Executed in powerfully twisted and contorted steel, Full Quartz is a superb example of John Chamberlain’s wall mounted sculptures. Encapsulating Chamberlain’s characteristic utilisation of crushed car parts to masterful effect, Full Quartz exudes an impact of visceral strength, authoritatively dominating the space in which it is placed. Vibrant yellow and vivid red contrast with the gleaming silver of the chromium-plated steel grills, whilst exuberant sweeps of green and pink adorn a section of the curved steel, reflecting Chamberlain’s growing interest in the possibilities of graffiti during this period. Klaus Kertess makes reference to Chamberlain’s renewed interest in colour and painterly elements within the work of the late 1970s following the sculptor’s re-discovery of steel as a medium after a hiatus of seven years: “In the past Chamberlain had occasionally added to or modified the pre-existing colour of a component; now he took the liberty of applying his own paint: multi-coloured splatters and drips, bursting with the euphoria of mark-making” (Klaus Kertess, ‘Colour in the Round and Then Some: John Chamberlain’s Work, 1954-1985,’ in Julie Sylvester, John Chamberlain, A Catalogue Raisonné of the Sculpture1954-1985, New York 1986, p. 37). Full Quartz stands at the apex of Chamberlain’s investigations into the creation of an entirely innovative artistic language; one that could be viewed as a sculptural equivalent of the physical and strongly textural style of Abstract Expressionist painters such as Willem de Kooning.
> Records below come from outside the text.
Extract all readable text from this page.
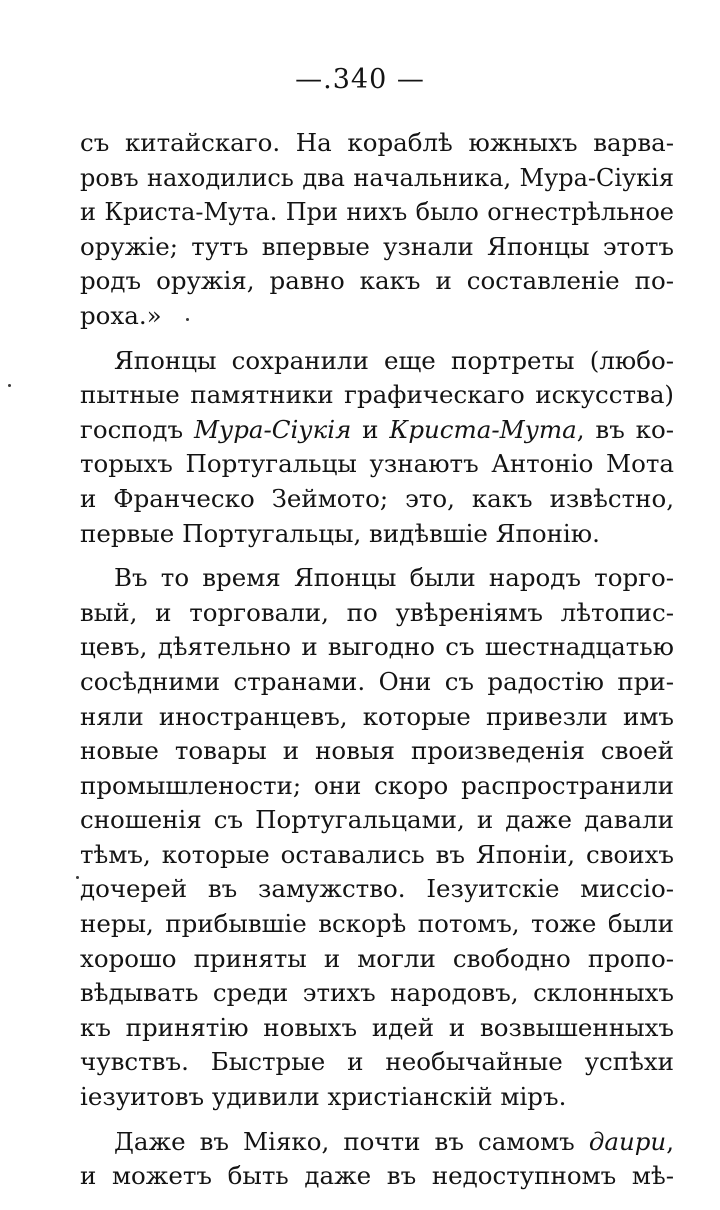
—.340 —
съ китайскаго. На кораблѣ южныхъ варва-
ровъ находились два начальника, Мура-Сіукія
и Криста-Мута. При нихъ было огнестрѣльное
оружіе; тутъ впервые узнали Японцы этотъ
родъ оружія, равно какъ и составленіе по-
роха.»
Японцы сохранили еще портреты (любо-
пытные памятники графическаго искусства)
господъ Мура-Сіукія и Криста-Мута, въ ко-
торыхъ Португальцы узнаютъ Антоніо Мота
и Франческо Зеймото; это, какъ извѣстно,
первые Португальцы, видѣвшіе Японію.
Въ то время Японцы были народъ торго-
вый, и торговали, по увѣреніямъ лѣтопис-
цевъ, дѣятельно и выгодно съ шестнадцатью
сосѣдними странами. Они съ радостію при-
няли иностранцевъ, которые привезли имъ
новые товары и новыя произведенія своей
промышлености; они скоро распространили
сношенія съ Португальцами, и даже давали
тѣмъ, которые оставались въ Японіи, своихъ
дочерей въ замужство. Іезуитскіе миссіо-
неры, прибывшіе вскорѣ потомъ, тоже были
хорошо приняты и могли свободно пропо-
вѣдывать среди этихъ народовъ, склонныхъ
къ принятію новыхъ идей и возвышенныхъ
чувствъ. Быстрые и необычайные успѣхи
іезуитовъ удивили христіанскій міръ.
Даже въ Міяко, почти въ самомъ даири,
и можетъ быть даже въ недоступномъ мѣ-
Chamberlain first took the radical step of appropriating abandoned car parts for creative use in 1958: on finding an old Ford truck in the garage of a house his family were renting, the sculptor crushed the fenders with his own car then welded the remnants together to form a totally original creation. The automobile sculptures caused a sensation when exhibited in Chamberlain’s first solo show at Martha Jackson Gallery in 1960, arousing diverse critical observations: “Their very physical substance is a commentary about our times, our conspicuous waste, our confused values” (Emily Genauer quoted in: Exhibition Catalogue, New York, Solomon R. Guggenheim Museum, John Chamberlain, Choices, 2012, p. 195). This concept of the negative aspects of consumerist culture signified by the warped segments of disused car parts - remnants of a desirable commodity, ownership of which connoted a connection to the traditional idea of the ‘American Dream’ - adds another layer of meaning to Chamberlain’s multifaceted and stunningly complex automobile works. The sculptor also took great care over the significance of titles for his pieces: fascinated by the innate sound and appearance of words, his titles frequently featured a memorable conjunction of disparate phrases or words, a practice wittily reflected within Full Quartz.

Although Chamberlain experimented with a variety of media between 1965 and 1972, creating works in Plexiglass, aluminium foil and urethane foam, the sculptor was drawn inexorably back towards using steel car parts as the most important means of fully realising his utterly unique artistic vision. Chamberlain recalled the significance of these ‘found’ steel parts as artistic spurs: “I resumed work with coloured steel when my friend David Budd said I owned that material, and in a way I felt that I did. I was convinced that it was a very good idea for me to go back to it… Nobody else seemed to be using the material, and it had been piling up again in all the body shops” (the artist quoted in: Op. cit., Julie Sylvester, p. 22). On resuming work with steel, Chamberlain continued to develop his utilisation of car parts to ever-increasing technical and stylistic heights, reflecting changes in the manufacture of cars as well as his own ceaseless delight in the potentials of the material. By 1977, the year in which Full Quartz was created, Chamberlain’s steel sculptures had taken on a pronounced vertical emphasis, with the elongation especially prominent within the wall-mounted sculptures: the extraordinary stretching of the elements serves to brilliantly reinforce the inherently dramatic, almost theatrical, impact of the work. Ultimately in its masterful fusion of medium, colour and form, Full Quartz can be regarded as a consummate expression of the sculptor’s 1970s corpus as well as a celebration of a material that Chamberlain had made distinctively his own.